Wednesday, May 21, 2008

Lessons I've Learned the Hard Way this Week


A few weeks ago I planted a garden, with peas, spinach, lettuce, carrots and broccoli, and they were doing SO good. In fact, the spinach probably would have been ready to eat next week. Would have.... except that a few days ago I noticed that there were swarms of ants building cities in between my lettuce and broccoli. They had eaten holes in almost all of the lettuce leaves and were swarming all over the broccoli plants. I looked on-line about how to get rid of them and one lady suggested that you spray a mixture of vegetable oil and dish soap on the leaves, to kill the aphids and get rid of the ants. Another suggested to sprinkle baking powder and corn meal on the ground and that would keep the ants away. Excited to be rid of the city of ant on my beautiful lettuce I went out and sprayed ALL the plants (except the carrots and the peas) with the vegetable oil and dish soap stuff and sprinkled baking powder and corn meal all over.

The next morning I went out and I found a MESS! My lettuce had turned brown and all but shriveled up, the leaves on the broccoli had turned yellow and crispy and the spinach had weird white blots all over it! And there were still about a THOUSAND ants happily building away! AGGG! I wanted to cry. My garden was just about ruined, and I'd worked so hard on it!Either there must have been something else hazardous in the bottle I sprayed with, or the people on-line gave me REALLY bad advice.

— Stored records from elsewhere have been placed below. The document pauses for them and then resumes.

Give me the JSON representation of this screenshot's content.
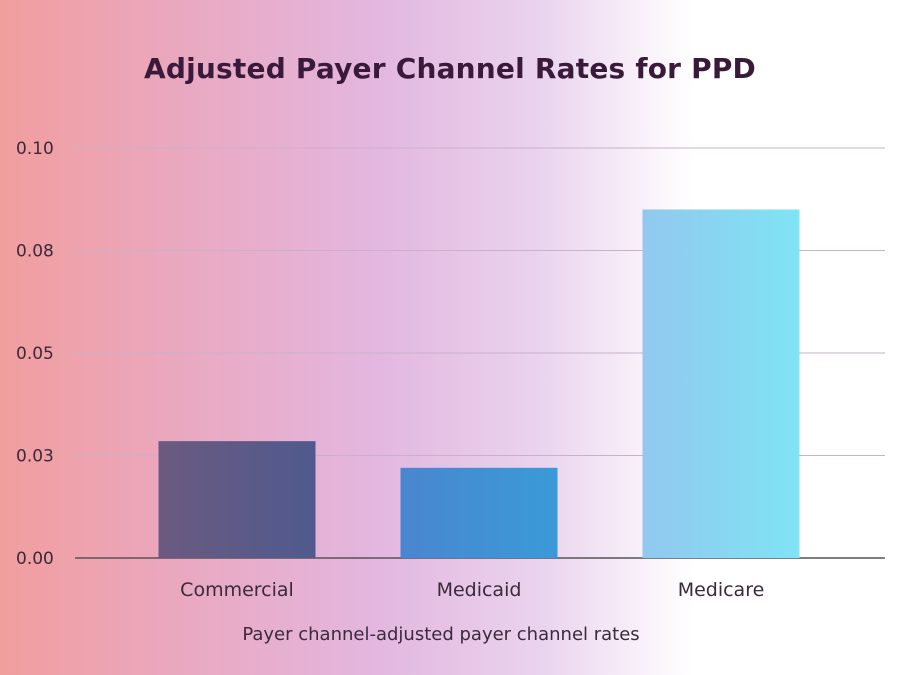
{
  "chart_data": {
    "type": "bar",
    "title": "Adjusted Payer Channel Rates for PPD",
    "xlabel": "Payer channel-adjusted payer channel rates",
    "ylabel": "",
    "categories": [
      "Commercial",
      "Medicaid",
      "Medicare"
    ],
    "values": [
      0.0285,
      0.022,
      0.085
    ],
    "ylim": [
      0,
      0.1
    ],
    "yticks": [
      0,
      0.025,
      0.05,
      0.075,
      0.1
    ],
    "ytick_labels": [
      "0.00",
      "0.03",
      "0.05",
      "0.08",
      "0.10"
    ],
    "grid": true,
    "legend": "none",
    "colors": [
      [
        "#6b5a80",
        "#4f5a8e"
      ],
      [
        "#4a86cf",
        "#3a9ad8"
      ],
      [
        "#92c8ef",
        "#7fe4f4"
      ]
    ],
    "gridline_color": "#c9b2c9",
    "axis_color": "#555555"
  }
}
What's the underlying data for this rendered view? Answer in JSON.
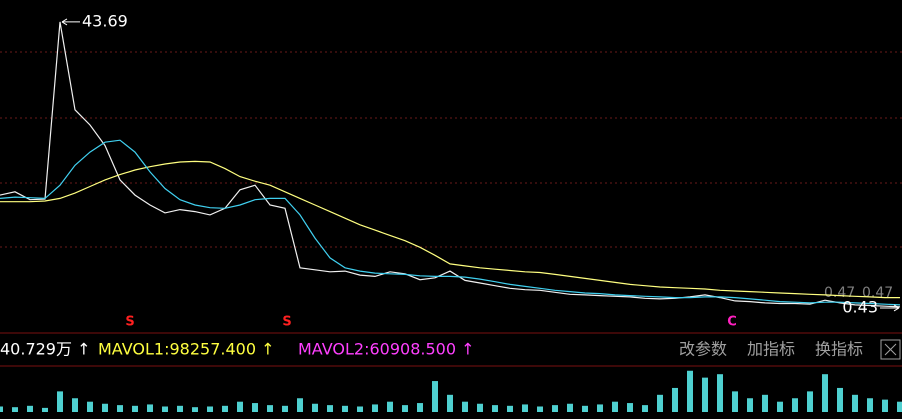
{
  "chart_data": [
    {
      "type": "line",
      "series": [
        {
          "color": "#f0f0f0",
          "values": [
            17.5,
            18.0,
            16.8,
            16.9,
            43.69,
            30.4,
            28.1,
            25.0,
            19.8,
            17.5,
            16.0,
            14.8,
            15.3,
            15.0,
            14.5,
            15.5,
            18.3,
            19.0,
            16.0,
            15.5,
            6.5,
            6.2,
            5.9,
            6.0,
            5.4,
            5.2,
            5.9,
            5.6,
            4.7,
            5.0,
            6.0,
            4.6,
            4.2,
            3.8,
            3.4,
            3.2,
            3.1,
            2.8,
            2.5,
            2.4,
            2.3,
            2.2,
            2.1,
            1.9,
            1.8,
            1.9,
            2.1,
            2.4,
            2.0,
            1.5,
            1.4,
            1.2,
            1.1,
            1.1,
            1.0,
            1.6,
            1.2,
            0.9,
            0.8,
            0.7,
            0.6
          ]
        },
        {
          "color": "#ffff80",
          "values": [
            16.5,
            16.5,
            16.5,
            16.6,
            17.0,
            17.8,
            18.8,
            19.8,
            20.6,
            21.3,
            21.8,
            22.2,
            22.5,
            22.6,
            22.5,
            21.5,
            20.3,
            19.6,
            19.0,
            18.0,
            17.0,
            16.0,
            15.0,
            14.0,
            13.0,
            12.2,
            11.4,
            10.6,
            9.6,
            8.4,
            7.1,
            6.8,
            6.5,
            6.3,
            6.1,
            5.9,
            5.8,
            5.5,
            5.2,
            4.9,
            4.6,
            4.3,
            4.0,
            3.8,
            3.6,
            3.5,
            3.4,
            3.3,
            3.1,
            3.0,
            2.9,
            2.8,
            2.7,
            2.6,
            2.5,
            2.4,
            2.3,
            2.2,
            2.1,
            2.0,
            2.0
          ]
        },
        {
          "color": "#40d0f0",
          "values": [
            17,
            17.2,
            17.1,
            17.0,
            19,
            22,
            24,
            25.5,
            25.8,
            24,
            21,
            18.5,
            16.8,
            16,
            15.6,
            15.5,
            16,
            16.8,
            17,
            17,
            14.5,
            11,
            8,
            6.5,
            6,
            5.7,
            5.6,
            5.5,
            5.3,
            5.2,
            5.2,
            5.1,
            4.8,
            4.4,
            4.0,
            3.7,
            3.4,
            3.1,
            2.9,
            2.7,
            2.6,
            2.4,
            2.3,
            2.2,
            2.1,
            2.0,
            2.0,
            2.1,
            2.1,
            2.0,
            1.8,
            1.6,
            1.4,
            1.3,
            1.2,
            1.3,
            1.3,
            1.2,
            1.1,
            1.0,
            0.9
          ]
        }
      ],
      "ylim": [
        -2.9,
        47.0
      ],
      "high_label": "43.69",
      "low_label": "0.43",
      "side_labels": [
        "0.47",
        "0.47"
      ],
      "signals": [
        "S",
        "S",
        "C"
      ]
    },
    {
      "type": "bar",
      "values": [
        80000,
        70000,
        90000,
        60000,
        300000,
        200000,
        150000,
        120000,
        100000,
        90000,
        110000,
        80000,
        90000,
        70000,
        80000,
        90000,
        150000,
        130000,
        100000,
        90000,
        200000,
        120000,
        100000,
        90000,
        80000,
        110000,
        150000,
        100000,
        130000,
        450000,
        250000,
        150000,
        120000,
        100000,
        90000,
        110000,
        80000,
        100000,
        120000,
        90000,
        110000,
        150000,
        130000,
        100000,
        250000,
        350000,
        600000,
        500000,
        550000,
        300000,
        200000,
        250000,
        150000,
        200000,
        300000,
        550000,
        350000,
        250000,
        200000,
        180000,
        150000
      ],
      "color": "#4fd0d0",
      "ylim": [
        0,
        800000
      ],
      "indicators": [
        {
          "text": "40.729万 ↑",
          "color": "#ffffff"
        },
        {
          "text": "MAVOL1:98257.400 ↑",
          "color": "#ffff40"
        },
        {
          "text": "MAVOL2:60908.500 ↑",
          "color": "#ff40ff"
        }
      ]
    }
  ],
  "toolbar": [
    "改参数",
    "加指标",
    "换指标"
  ]
}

So here are the lessons I've learned the hard way this week:
1) if you are going to spray something on your plants, test it out on a small part first before you spray the entire garden
2) don't use bottles that you don't know what they had inside of them before
3) ants have a right to live too, and sometimes it might just be better to live with them than try to live without them

1 comment:

Anonymous said...

Oh Baby "{...it's still early in the season and you have some "spinach-time" left if you want to replant ")...I am sure that other gardeners will be thankful to hear your advice.